Metropolitan News-Enterprise

 

Friday, May 20, 2005

 

Page 15

 

AT THE SIDEBAR (Column)

Oscar Mayer Dreamin’

 

By J’AMY PACHECO

 

Several times — and as recently as January — I’ve written here about my regrets at never having had the opportunity to make one of my dreams come true.

That dream — shared, I’m sure, by many of you — was to drive the Oscar Mayer Wienermobile. I first revealed this dream in a column at least 10 years ago, after I read an article about unique summer jobs for college students. The article contained a listing that included a job that piqued my interest — driving the Wienermobile around the country, spreading good cheer and little plastic wiener whistles along the way.

My first job was typing and filing in an insurance agency. Not only did it lack the glamour and excitement of the wiener buggy, but it was also my first introduction to the torturous world of high heels, pantyhose and perpetual paper cuts. Ouch.

Making matters worse, my responsibilities included washing all of my colleagues’ coffee cups at the end of each day. Most of my coworkers were women, and most of them wore lipstick, and I found washing their cups absolutely disgusting.

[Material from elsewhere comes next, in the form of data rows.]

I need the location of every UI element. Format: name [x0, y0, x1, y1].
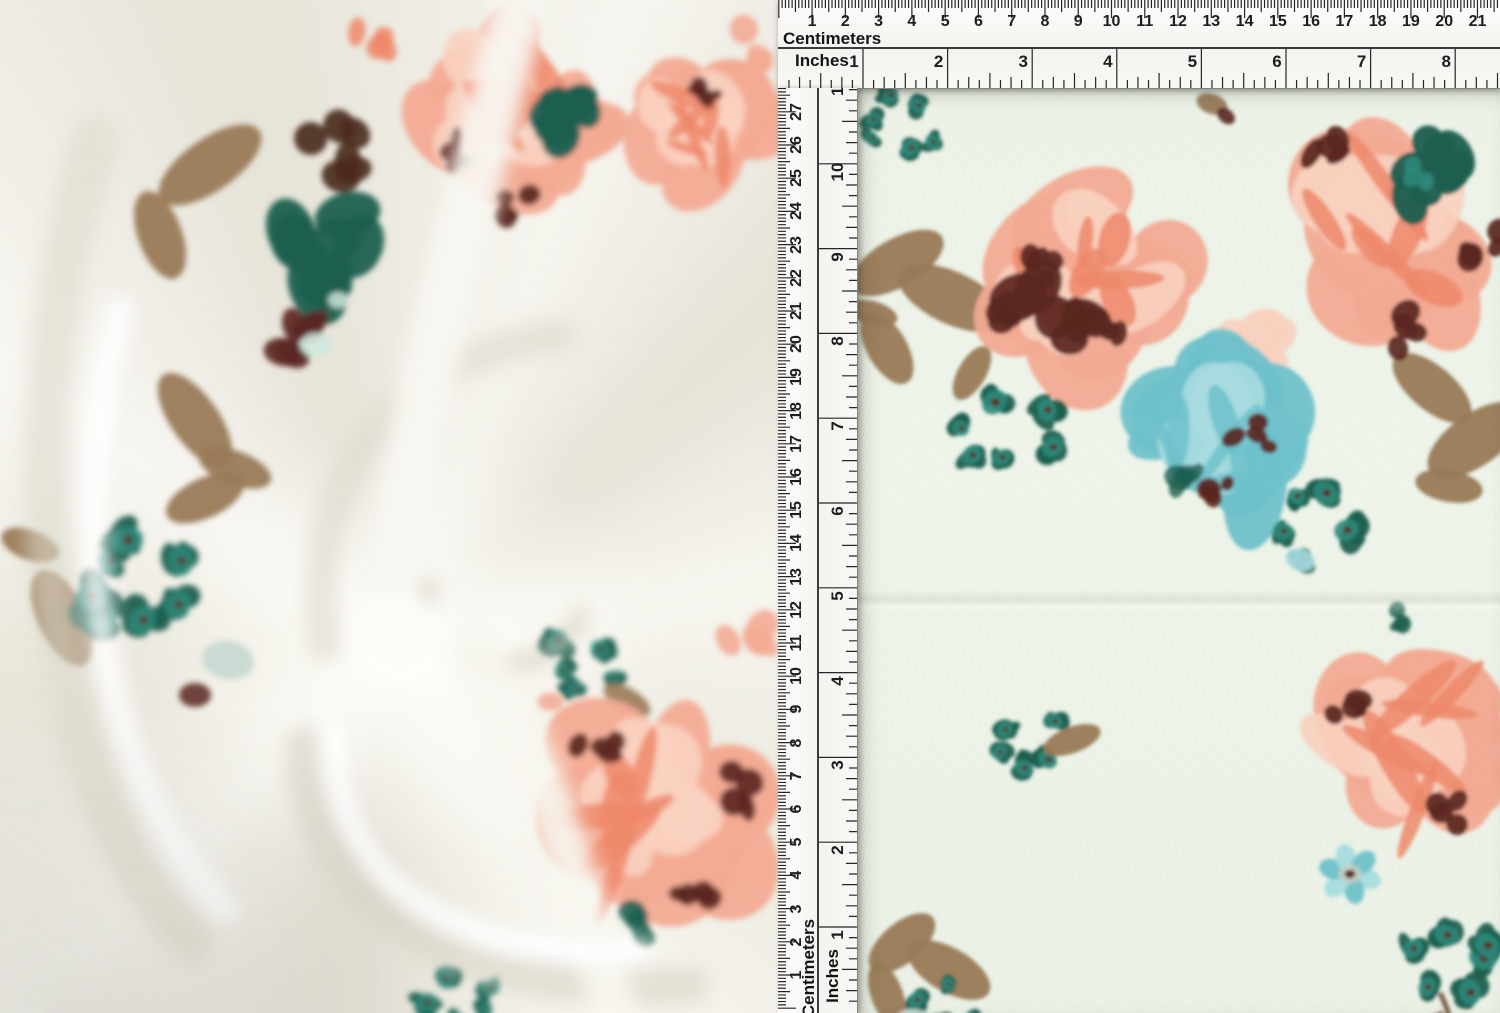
inch-tick-label: 1 [828, 930, 848, 939]
inch-tick-label: 10 [828, 162, 848, 181]
inch-tick-label: 3 [828, 761, 848, 770]
inch-tick-label: 9 [828, 252, 848, 261]
inch-tick-label: 7 [828, 421, 848, 430]
flat-fabric-floral-art [857, 88, 1500, 1013]
swirled-fabric-floral-art [0, 0, 779, 1013]
cm-tick-label: 7 [1007, 13, 1016, 31]
cm-tick-label: 3 [788, 904, 806, 913]
horizontal-inches-label: Inches [795, 51, 849, 71]
cm-tick-label: 27 [788, 103, 806, 121]
inch-tick-label: 5 [1188, 52, 1197, 72]
inch-tick-label: 6 [1272, 52, 1281, 72]
cm-tick-label: 10 [788, 667, 806, 685]
horizontal-ruler: Centimeters Inches 123456789101112131415… [778, 0, 1500, 89]
cm-tick-label: 17 [1335, 13, 1353, 31]
inch-tick-label: 3 [1018, 52, 1027, 72]
cm-tick-label: 13 [1202, 13, 1220, 31]
cm-tick-label: 9 [788, 705, 806, 714]
floral-print-clusters [857, 88, 1500, 1013]
inch-tick-label: 2 [934, 52, 943, 72]
cm-tick-label: 18 [1369, 13, 1387, 31]
horizontal-ruler-divider [778, 47, 1500, 49]
inch-tick-label: 6 [828, 506, 848, 515]
cm-tick-label: 5 [941, 13, 950, 31]
inch-tick-label: 1 [849, 52, 858, 72]
vertical-ruler: Centimeters Inches 123456789101112131415… [778, 88, 858, 1013]
cm-tick-label: 12 [1169, 13, 1187, 31]
cm-tick-label: 25 [788, 169, 806, 187]
horizontal-centimeters-label: Centimeters [783, 29, 881, 49]
cm-tick-label: 4 [907, 13, 916, 31]
cm-tick-label: 11 [788, 635, 806, 652]
inch-tick-label: 2 [828, 845, 848, 854]
cm-tick-label: 6 [788, 805, 806, 814]
cm-tick-label: 14 [1236, 13, 1254, 31]
fabric-product-photo: Centimeters Inches 123456789101112131415… [0, 0, 1500, 1013]
vertical-ruler-divider [817, 88, 819, 1013]
cm-tick-label: 17 [788, 435, 806, 453]
cm-tick-label: 5 [788, 838, 806, 847]
cm-tick-label: 12 [788, 601, 806, 619]
inch-tick-label: 4 [828, 676, 848, 685]
cm-tick-label: 21 [788, 302, 806, 320]
cm-tick-label: 8 [1041, 13, 1050, 31]
inch-tick-label: 4 [1103, 52, 1112, 72]
cm-tick-label: 1 [788, 971, 806, 980]
vertical-centimeters-label: Centimeters [799, 919, 819, 1013]
cm-tick-label: 26 [788, 136, 806, 154]
cm-tick-label: 16 [788, 468, 806, 486]
cm-tick-label: 2 [841, 13, 850, 31]
cm-tick-label: 23 [788, 236, 806, 254]
inch-tick-label: 8 [1441, 52, 1450, 72]
cm-tick-label: 10 [1103, 13, 1121, 31]
cm-tick-label: 20 [788, 335, 806, 353]
inch-tick-label: 5 [828, 591, 848, 600]
flat-fabric-panel [857, 88, 1500, 1013]
cm-tick-label: 14 [788, 534, 806, 552]
cm-tick-label: 15 [1269, 13, 1287, 31]
cm-tick-label: 7 [788, 771, 806, 780]
inch-tick-label: 7 [1357, 52, 1366, 72]
inch-tick-label: 11 [828, 88, 848, 96]
cm-tick-label: 1 [808, 13, 817, 31]
cm-tick-label: 3 [874, 13, 883, 31]
cm-tick-label: 4 [788, 871, 806, 880]
swirled-fabric-photo [0, 0, 779, 1013]
cm-tick-label: 8 [788, 738, 806, 747]
vertical-inches-label: Inches [823, 949, 843, 1003]
cm-tick-label: 11 [1136, 13, 1153, 31]
cm-tick-label: 19 [1402, 13, 1420, 31]
cm-tick-label: 6 [974, 13, 983, 31]
cm-tick-label: 24 [788, 202, 806, 220]
cm-tick-label: 16 [1302, 13, 1320, 31]
cm-tick-label: 18 [788, 402, 806, 420]
cm-tick-label: 15 [788, 501, 806, 519]
cm-tick-label: 19 [788, 368, 806, 386]
cm-tick-label: 13 [788, 568, 806, 586]
cm-tick-label: 22 [788, 269, 806, 287]
cm-tick-label: 21 [1469, 13, 1487, 31]
cm-tick-label: 9 [1074, 13, 1083, 31]
inch-tick-label: 8 [828, 337, 848, 346]
cm-tick-label: 20 [1435, 13, 1453, 31]
cm-tick-label: 2 [788, 937, 806, 946]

I never had a traditional teenage job in my youthful years. I never flipped burgers, sold clothing or groceries, and never punched a cash register. I never had a paper route, never babysat or walked dogs, and I never got paid to wash cars.

After working in the insurance agency, I became a “Kelly Girl,” traveling to different businesses to do their typing. That was a fun job, most of the time. But it was still primarily an office job. In fact, most of my working life has been spent at a typewriter or computer keyboard — and I’ve got the aching elbows to prove it.

I was satisfied with my career until I read that article and wondered what it would have been like to hit the road in the space-age looking yellow car base topped by the big orange wiener.

Not long after the article appeared, my job took me to a fiberglass manufacturer in Adelanto, California. I can’t remember what my purpose was for visiting, but I’ll never forget walking into the plant to see a spectacular sight — a half-completed Wienermobile being constructed right there in what was then my city of residence.

Just being in the presence of that magnificent vehicle stirred a new longing in me. I wanted to drive the Wienermobile more than I wanted to be a Disney Princess — and that’s saying a lot. (Give me the chance to drive the Wienermobile dressed as a Disney Princess, and I’d die a happy woman.)

Knowing all of this superfluous background stuff, you can probably imagine the shock, surprise, hope, excitement…well, you get the idea…I felt when I heard on my radio station that Oscar Mayer is sponsoring a contest which could make my wish come true.

The winners of this essay contest will receive – get this — the opportunity to have their Wienermobile-ride dream fulfilled (as long as it costs $5,000 or less). All I have to do is figure out how to tell Oscar Mayer, in 100 words or less, why I should be allowed to ride in the Wienermobile.

Okay, so riding in the Wienermobile is not quite the same as driving it. I can live with that. But what I can’t live with is the idea that unless I choose the right 100 words, 20 people might get to live my dream — and I won’t.

You would think this contest would be perfect for me. I have a pen. I have paper.  I can write with some credibility. Well, on a good day, anyway.

But 100 words? What can I say in 100 words to convince Oscar Mayer than I’m the princess…er, rider for them?

Entries are to be judged on creativity and originality, integration of the Wienermobile into the dream ride (are they kidding? It’s no dream, if the weenie-on-wheels isn’t included!) and elements of goodwill.

I may be in trouble there, because I’m feeling pretty competitive about this whole thing. I’d propose including a bunch of orphans in my trip, but I’m afraid there wouldn’t be room for me. And that would be bad.

So, if you’ve ever dreamed of hitching a ride on the Wienermobile, now is your chance. You’ll find the rules at www.OscarMayer.com; you have until July to figure out what to say.

And hey, if you win, do me a favor, will you? Send me a postcard, a wiener whistle, or better yet — an invitation to sit next to you on your dream trip.

Do that, and I may even wash your coffee cup.